Voilà ce que résume la mode d’aujourd’hui. Auparavant, dans chaque décennie que vous aviez pu voir, il y a un style vestimentaire qui ressort pendant des années : la mini-jupe, le pantalon, le tailleur, les vêtements de sports… Mais aujourd’hui y a t-il une invention ou un style prédominant ? Malheureusement, il n’y en a pas. 



La mode aujourd’hui est une sorte d’imitatrice qui reprend les looks des années précédentes. Ce qui marque les années 2000 c’est le grand retour des tendances des années 70 - 80 avec les épaulettes rembourrées, les pantalons fleuris, paillettes, brillants.
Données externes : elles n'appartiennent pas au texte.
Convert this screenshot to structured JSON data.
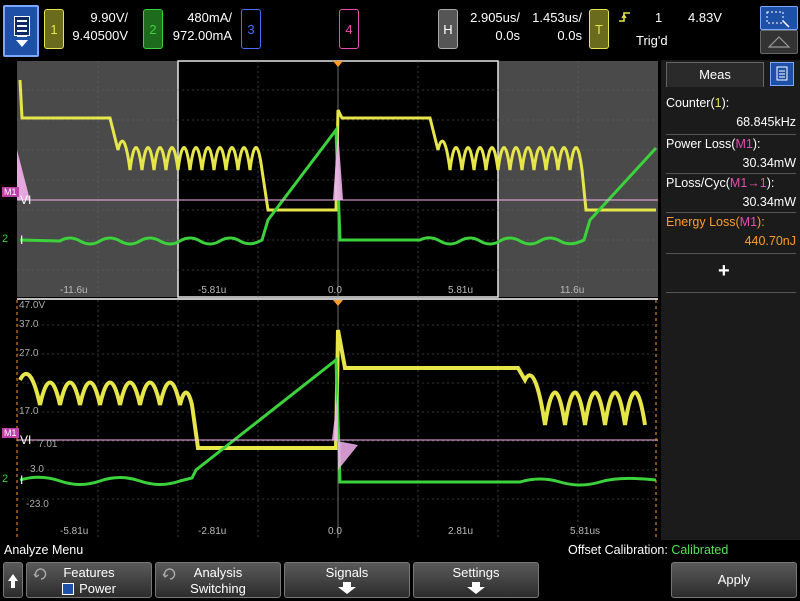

C’est une époque assez libre au niveau du style vestimentaire. Aujourd’hui les femmes ont le choix et peuvent ainsi porter plusieurs looks différents en une semaine. Un jour, elles peuvent se rendre au travail en étant décontracté avec un jean, des baskets et un sweat-shirt, un style des années 90. Un autre jour, elles peuvent décider d’être habillées en jupe avec un chemisier, un tailleur et des talons. 

5 points à retenir

Citations :  L’unisexe et l’individualisme. Trop de mode, de courants, de tendances : la femme se cherche. Du coup, tout se mélange et le goût devient plus individuel. » Anne Valérie Hash, créatrice.


Invention : Naissance du slim, naissance de la mode islamique


Loi : Loi sur le voile 2010 (interdiction de cacher son visage dans l'espace publique)

Loi abrogée sur l'interdiction du port du pantalon chez la femme 2013


People : Naomi Klein (ouvrage : No logo), Kate Moss, Gisele Bündchen, Constance Jablonski 



L'imitatrice

Créateurs : Dolce & Gabbana, Christian Louboutin, Christian Dior, Yves Saint Laurent

Irina Capron : Que pensez-vous du port du voile ? 

 

 

Mathilde Dubesset : « Que des gens souhaitent s’habiller en fonction de leurs origines et de leur culture, est synonyme de diversité mais comme il y a eu ce débat à propos du port du voile pensé comme une provocation, ou une façon de s’imposer et même dans les écoles, il y a un vrai questionnement. Le port du voile est un débat qui a 30 ans. Tout d’abord, il ne faut pas confondre la mode islamiste et islamique. C’est un terme très dangereux ! Et puis, il y a deux dimensions à prendre en compte. D’une certaine manière il y a des effets pervers car le voile peut être interprété comme une contrainte rude faite a des femmes pour montrer que ce sont de bonnes musulmanes et comme une obligation. De l’autre côté, elles mettent ce voile par volonté d’affirmer leur identité. Mais il y a aussi le business. Une demande sociale spécifique en Europe. Je ne suis pas étonnée que ces marques comme Gaultier et Mark and Spencer qui proposent le burkini, par exemple, aient trouvé le filon. »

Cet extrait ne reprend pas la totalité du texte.